Cost is another concern for the colleges. Several have scaled back their projects, he says, after they realized that they could not afford to continue them once the funds from Achieving the Dream ran out. The Lumina grants cover a five-year period, and so the foundation's support for the first colleges to join the project will be phased out in 2009.

Administrators at Durham Technical Community College, in North Carolina, have already begun planning for that day. The grant money has supported its mentorship projects, a mandatory student orientation, several dozen courses in college skills, and an early-alert program, in which counselors can step in during the first semester to help struggling students.

Lumina's tab for Durham so far is $300,000, and the college is expecting $150,000 more over the next two years, a total grant that is typical for the project.

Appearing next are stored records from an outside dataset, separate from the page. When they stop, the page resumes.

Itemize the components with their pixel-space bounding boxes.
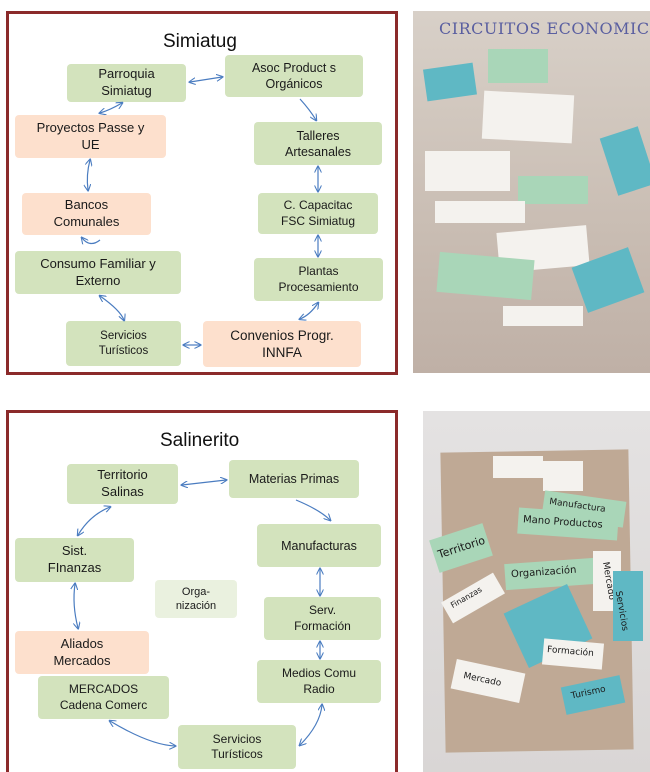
node-organizacion: Orga-nización [155,580,237,618]
photo-note [503,306,583,326]
node-convenios-innfa: Convenios Progr.INNFA [203,321,361,367]
photo-note [435,201,525,223]
node-sist-finanzas: Sist.FInanzas [15,538,134,582]
photo-salinerito-mapping: Territorio Manufactura Mano Productos Or… [423,411,650,772]
simiatug-title: Simiatug [163,31,237,52]
photo-note [425,151,510,191]
photo-note [543,461,583,491]
photo-title-circuitos: CIRCUITOS ECONOMICOS [439,19,650,38]
photo-circuitos-economicos: CIRCUITOS ECONOMICOS [413,11,650,373]
salinerito-title: Salinerito [160,430,240,451]
photo-note [488,49,548,83]
photo-note [436,251,535,301]
node-manufacturas: Manufacturas [257,524,381,567]
photo-note [599,126,650,196]
photo-note [423,62,477,102]
photo-note [613,571,643,641]
node-materias-primas: Materias Primas [229,460,359,498]
photo-note [493,456,543,478]
node-serv-formacion: Serv.Formación [264,597,381,640]
photo-note [481,90,575,144]
photo-note [518,176,588,204]
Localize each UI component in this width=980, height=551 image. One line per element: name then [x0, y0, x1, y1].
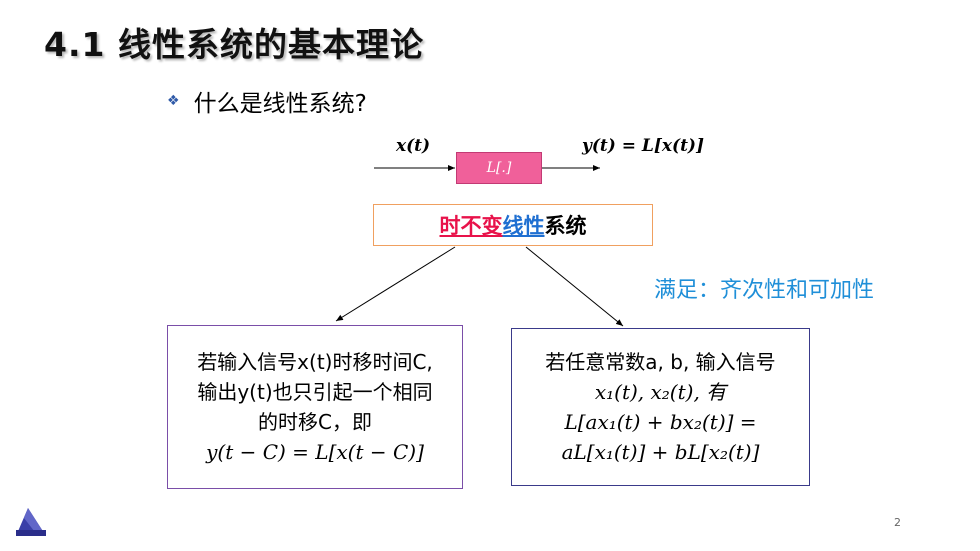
time-invariance-line-3: 的时移C，即 [258, 410, 372, 434]
linearity-box: 若任意常数a, b, 输入信号 x₁(t), x₂(t), 有 L[ax₁(t)… [511, 328, 810, 486]
page-number: 2 [894, 516, 901, 529]
system-box: L[.] [456, 152, 542, 184]
bullet-text: 什么是线性系统? [193, 91, 367, 117]
linearity-line-1: 若任意常数a, b, 输入信号 [545, 350, 776, 374]
input-signal-label: x(t) [396, 136, 431, 156]
right-branch-arrow [525, 246, 624, 327]
output-signal-label: y(t) = L[x(t)] [582, 136, 705, 156]
time-invariance-formula: y(t − C) = L[x(t − C)] [206, 440, 424, 464]
system-box-label: L[.] [486, 160, 512, 176]
slide-logo-icon [14, 504, 48, 542]
lti-system: 系统 [544, 214, 587, 238]
linearity-formula-2: aL[x₁(t)] + bL[x₂(t)] [561, 440, 760, 464]
time-invariance-box: 若输入信号x(t)时移时间C, 输出y(t)也只引起一个相同 的时移C，即 y(… [167, 325, 463, 489]
linearity-formula-1: L[ax₁(t) + bx₂(t)] = [564, 410, 757, 434]
diamond-bullet-icon: ❖ [167, 93, 180, 109]
satisfy-note: 满足：齐次性和可加性 [654, 278, 875, 303]
linearity-line-2: x₁(t), x₂(t), 有 [594, 380, 727, 404]
time-invariance-line-2: 输出y(t)也只引起一个相同 [197, 380, 433, 404]
slide-title: 4.1 线性系统的基本理论 [44, 25, 424, 64]
lti-linear: 线性 [502, 214, 545, 238]
time-invariance-line-1: 若输入信号x(t)时移时间C, [197, 350, 433, 374]
lti-time-invariant: 时不变 [439, 214, 503, 238]
lti-system-box: 时不变 线性 系统 [373, 204, 653, 246]
left-branch-arrow [335, 246, 456, 322]
bullet-question: ❖ 什么是线性系统? [167, 84, 367, 118]
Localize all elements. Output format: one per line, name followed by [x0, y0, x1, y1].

William G. Ingram, senior vice president and chief instructional officer, says Durham has used much of the money to design programs and make structural changes. The coaches and technical support provided by the project have been crucial, he says.

With the programs in place, Mr. Ingram says, the college should be able to shift its budget around to keep paying for the mentors, extra counselors, and faculty time necessary to keep them going. "We know we need to focus on student persistence and success," he says, "and we need to put our money where our mouth is."

Getting college leaders to think like that, says Mr. McClenney, will be the biggest hurdle as Achieving the Dream tries to spread its message beyond its few dozen participants. College leaders must change their institutional culture from one centered on simply getting students in the door rather than through their years of classes. "We've been focused on access, not success, and we've got to change that," he says. "It has to go beyond a project mentality to broad institutional change, and it's surprising to some colleges how difficult that work can be."